A. When I was told about it, I initially asked, “Let me create a growing patch”. While running a growing patch, you have to tend to everything, and I felt that it showed respect and consciousness towards the place. Alongside groceries are vegetables, seasonings, wines and even bowls: all things that cannot be created without good quality soil. Every item is very much linked by the keyword “soil”. That is why I wanted the interior of the shop to be a place to actually see and touch soil. Here we make compost from the throwaway scraps of organic vegetables, gather seeds from herbs and fruit bushes grown in that soil, and try to achieve a natural cycle in the one same space. In order to make this good quality compost, the children of our staff have started a “kitchen scrap group”, so that little circles of green like this are emerging in various places, showing what a city can do.

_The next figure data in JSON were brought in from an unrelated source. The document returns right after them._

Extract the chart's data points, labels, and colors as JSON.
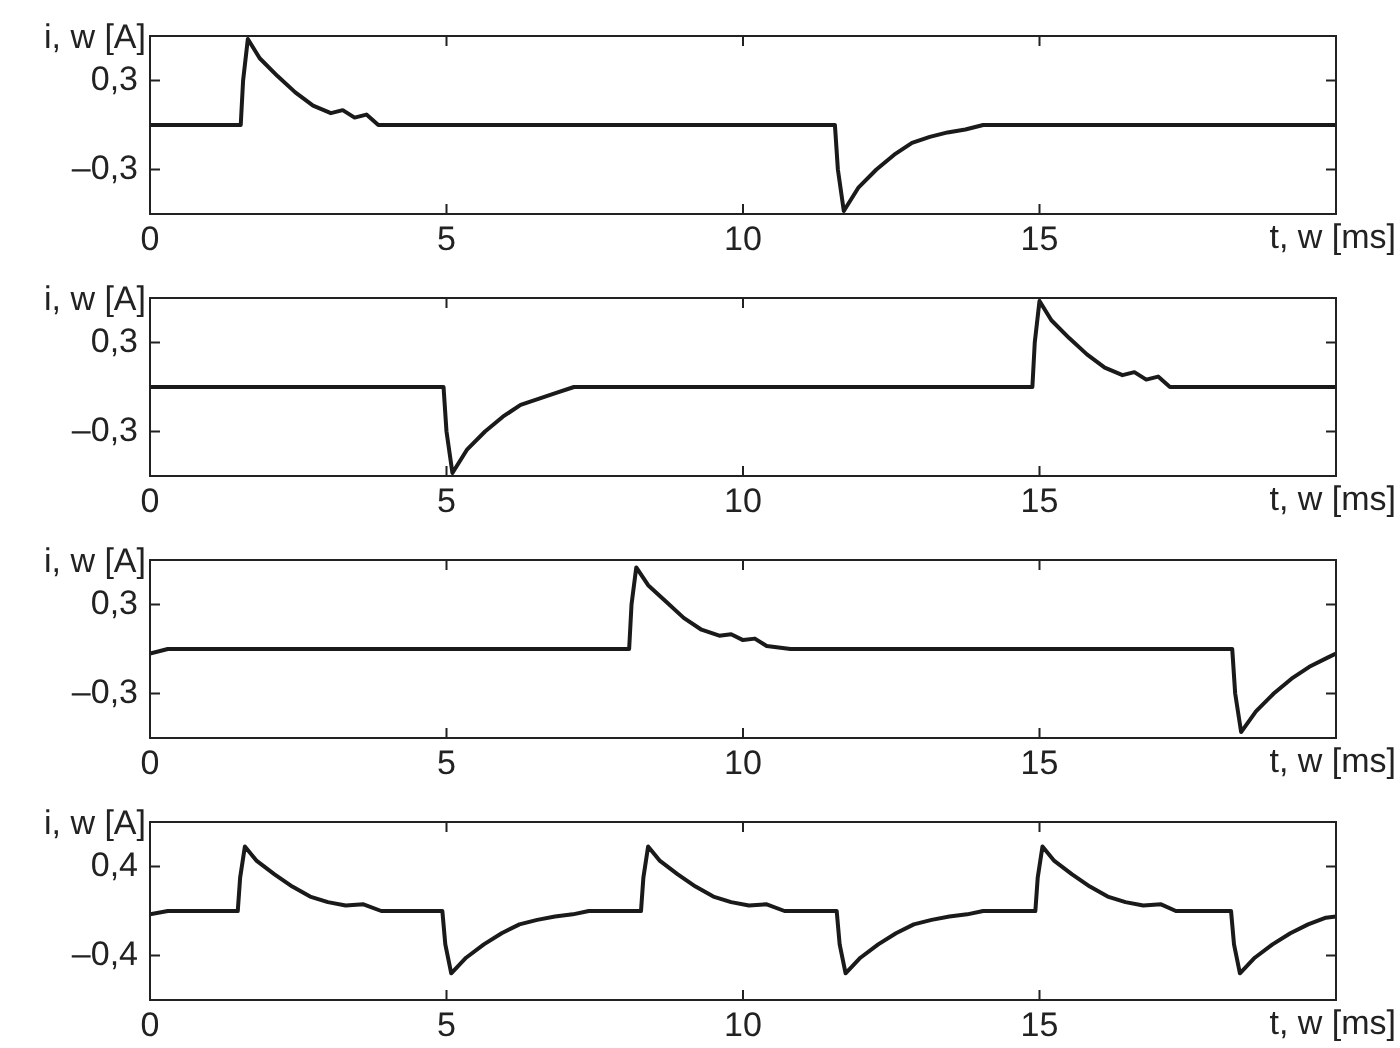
{
  "chart_data": [
    {
      "type": "line",
      "xlabel": "t, w [ms]",
      "ylabel": "i, w [A]",
      "xlim": [
        0,
        20
      ],
      "xticks": [
        0,
        5,
        10,
        15
      ],
      "ylim": [
        -0.6,
        0.6
      ],
      "yticks": [
        {
          "value": -0.3,
          "label": "–0,3"
        },
        {
          "value": 0.3,
          "label": "0,3"
        }
      ],
      "marker": "none",
      "line_style": "solid",
      "legend": false,
      "series": [
        {
          "color": "#1a1a1a",
          "x": [
            0,
            1.53,
            1.57,
            1.65,
            1.85,
            2.15,
            2.45,
            2.75,
            3.05,
            3.25,
            3.45,
            3.65,
            3.85,
            11.55,
            11.6,
            11.7,
            11.95,
            12.25,
            12.55,
            12.85,
            13.15,
            13.45,
            13.75,
            14.05,
            20
          ],
          "values": [
            0,
            0,
            0.3,
            0.58,
            0.45,
            0.33,
            0.22,
            0.13,
            0.08,
            0.1,
            0.05,
            0.07,
            0,
            0,
            -0.3,
            -0.58,
            -0.42,
            -0.3,
            -0.2,
            -0.12,
            -0.08,
            -0.05,
            -0.03,
            0,
            0
          ]
        }
      ]
    },
    {
      "type": "line",
      "xlabel": "t, w [ms]",
      "ylabel": "i, w [A]",
      "xlim": [
        0,
        20
      ],
      "xticks": [
        0,
        5,
        10,
        15
      ],
      "ylim": [
        -0.6,
        0.6
      ],
      "yticks": [
        {
          "value": -0.3,
          "label": "–0,3"
        },
        {
          "value": 0.3,
          "label": "0,3"
        }
      ],
      "marker": "none",
      "line_style": "solid",
      "legend": false,
      "series": [
        {
          "color": "#1a1a1a",
          "x": [
            0,
            4.95,
            5.0,
            5.1,
            5.35,
            5.65,
            5.95,
            6.25,
            6.55,
            6.85,
            7.15,
            14.88,
            14.92,
            15.0,
            15.2,
            15.5,
            15.8,
            16.1,
            16.4,
            16.6,
            16.8,
            17.0,
            17.2,
            20
          ],
          "values": [
            0,
            0,
            -0.3,
            -0.58,
            -0.42,
            -0.3,
            -0.2,
            -0.12,
            -0.08,
            -0.04,
            0,
            0,
            0.3,
            0.58,
            0.45,
            0.33,
            0.22,
            0.13,
            0.08,
            0.1,
            0.05,
            0.07,
            0,
            0
          ]
        }
      ]
    },
    {
      "type": "line",
      "xlabel": "t, w [ms]",
      "ylabel": "i, w [A]",
      "xlim": [
        0,
        20
      ],
      "xticks": [
        0,
        5,
        10,
        15
      ],
      "ylim": [
        -0.6,
        0.6
      ],
      "yticks": [
        {
          "value": -0.3,
          "label": "–0,3"
        },
        {
          "value": 0.3,
          "label": "0,3"
        }
      ],
      "marker": "none",
      "line_style": "solid",
      "legend": false,
      "series": [
        {
          "color": "#1a1a1a",
          "x": [
            0,
            0.3,
            8.08,
            8.12,
            8.2,
            8.4,
            8.7,
            9.0,
            9.3,
            9.6,
            9.8,
            10.0,
            10.2,
            10.4,
            10.8,
            18.25,
            18.3,
            18.4,
            18.65,
            18.95,
            19.25,
            19.55,
            19.85,
            20
          ],
          "values": [
            -0.03,
            0,
            0,
            0.3,
            0.55,
            0.43,
            0.32,
            0.21,
            0.13,
            0.09,
            0.1,
            0.06,
            0.07,
            0.02,
            0,
            0,
            -0.3,
            -0.56,
            -0.42,
            -0.3,
            -0.2,
            -0.12,
            -0.06,
            -0.03
          ]
        }
      ]
    },
    {
      "type": "line",
      "xlabel": "t, w [ms]",
      "ylabel": "i, w [A]",
      "xlim": [
        0,
        20
      ],
      "xticks": [
        0,
        5,
        10,
        15
      ],
      "ylim": [
        -0.8,
        0.8
      ],
      "yticks": [
        {
          "value": -0.4,
          "label": "–0,4"
        },
        {
          "value": 0.4,
          "label": "0,4"
        }
      ],
      "marker": "none",
      "line_style": "solid",
      "legend": false,
      "series": [
        {
          "color": "#1a1a1a",
          "x": [
            0,
            0.3,
            1.48,
            1.52,
            1.6,
            1.8,
            2.1,
            2.4,
            2.7,
            3.0,
            3.3,
            3.6,
            3.9,
            4.93,
            4.98,
            5.08,
            5.33,
            5.63,
            5.93,
            6.23,
            6.53,
            6.83,
            7.13,
            7.4,
            8.28,
            8.32,
            8.4,
            8.6,
            8.9,
            9.2,
            9.5,
            9.8,
            10.1,
            10.4,
            10.7,
            11.58,
            11.63,
            11.73,
            11.98,
            12.28,
            12.58,
            12.88,
            13.18,
            13.48,
            13.78,
            14.05,
            14.93,
            14.97,
            15.05,
            15.25,
            15.55,
            15.85,
            16.15,
            16.45,
            16.75,
            17.05,
            17.3,
            18.23,
            18.28,
            18.38,
            18.63,
            18.93,
            19.23,
            19.53,
            19.83,
            20
          ],
          "values": [
            -0.03,
            0,
            0,
            0.3,
            0.58,
            0.45,
            0.33,
            0.22,
            0.13,
            0.08,
            0.05,
            0.06,
            0,
            0,
            -0.3,
            -0.56,
            -0.42,
            -0.3,
            -0.2,
            -0.12,
            -0.08,
            -0.05,
            -0.03,
            0,
            0,
            0.3,
            0.58,
            0.45,
            0.33,
            0.22,
            0.13,
            0.08,
            0.05,
            0.06,
            0,
            0,
            -0.3,
            -0.56,
            -0.42,
            -0.3,
            -0.2,
            -0.12,
            -0.08,
            -0.05,
            -0.03,
            0,
            0,
            0.3,
            0.58,
            0.45,
            0.33,
            0.22,
            0.13,
            0.08,
            0.05,
            0.06,
            0,
            0,
            -0.3,
            -0.56,
            -0.42,
            -0.3,
            -0.2,
            -0.12,
            -0.06,
            -0.05
          ]
        }
      ]
    }
  ]
}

Q. What do you think that nature in the middle of the city brings to people?
A. It reminds people that they are human. I think it unintentionally changes consciousness. I too always find that I receive energy and learning from nature. A farmer taught me that the Chinese character for “soil” (土) is written with the signs for plus “+” and minus “-”. In other words, that means “zero”. When that becomes zero – flat – it makes people think how they should live. They grow food in soil, light fires and live near to water. I would like to get close to that very primitive, but beautiful, way of living.



Q. It takes quite an effort to face a new challenge involving people from the local community, but it’s also worthwhile. How do you think urban development should be from now on?
A. By real estate businesses and the local community cooperating with just small requests on an individual level, we were able to realize the splendor of giving rise to new attempts like this one. I once heard that a town in Japan is created over a period of around 100 years. Generations gradually change, making it possible to achieve urban development itself under new perspectives like ours. I think it’s a good example of that here too. In the same way that people of the past created a town imagining it 100 years on, we today are also creating places imagining them 100 years in the future. Don’t you think that’s a fascinating thing?! Something that can’t be done in 10 years’ time, or couldn’t be done 10 years ago – but that can be done just now – surely exists.
Q. What do you think will go in search of MIDORI (greenery) in the New Normal from now on?
A. I’d like to think that from now on, we will not seek MIDORI (greenery), but serve to repay the green by “growing”. I believe that a reconsideration of the soil, sun, wind and water that create green, in other words, the environment as a whole, will continue to link to the future to come.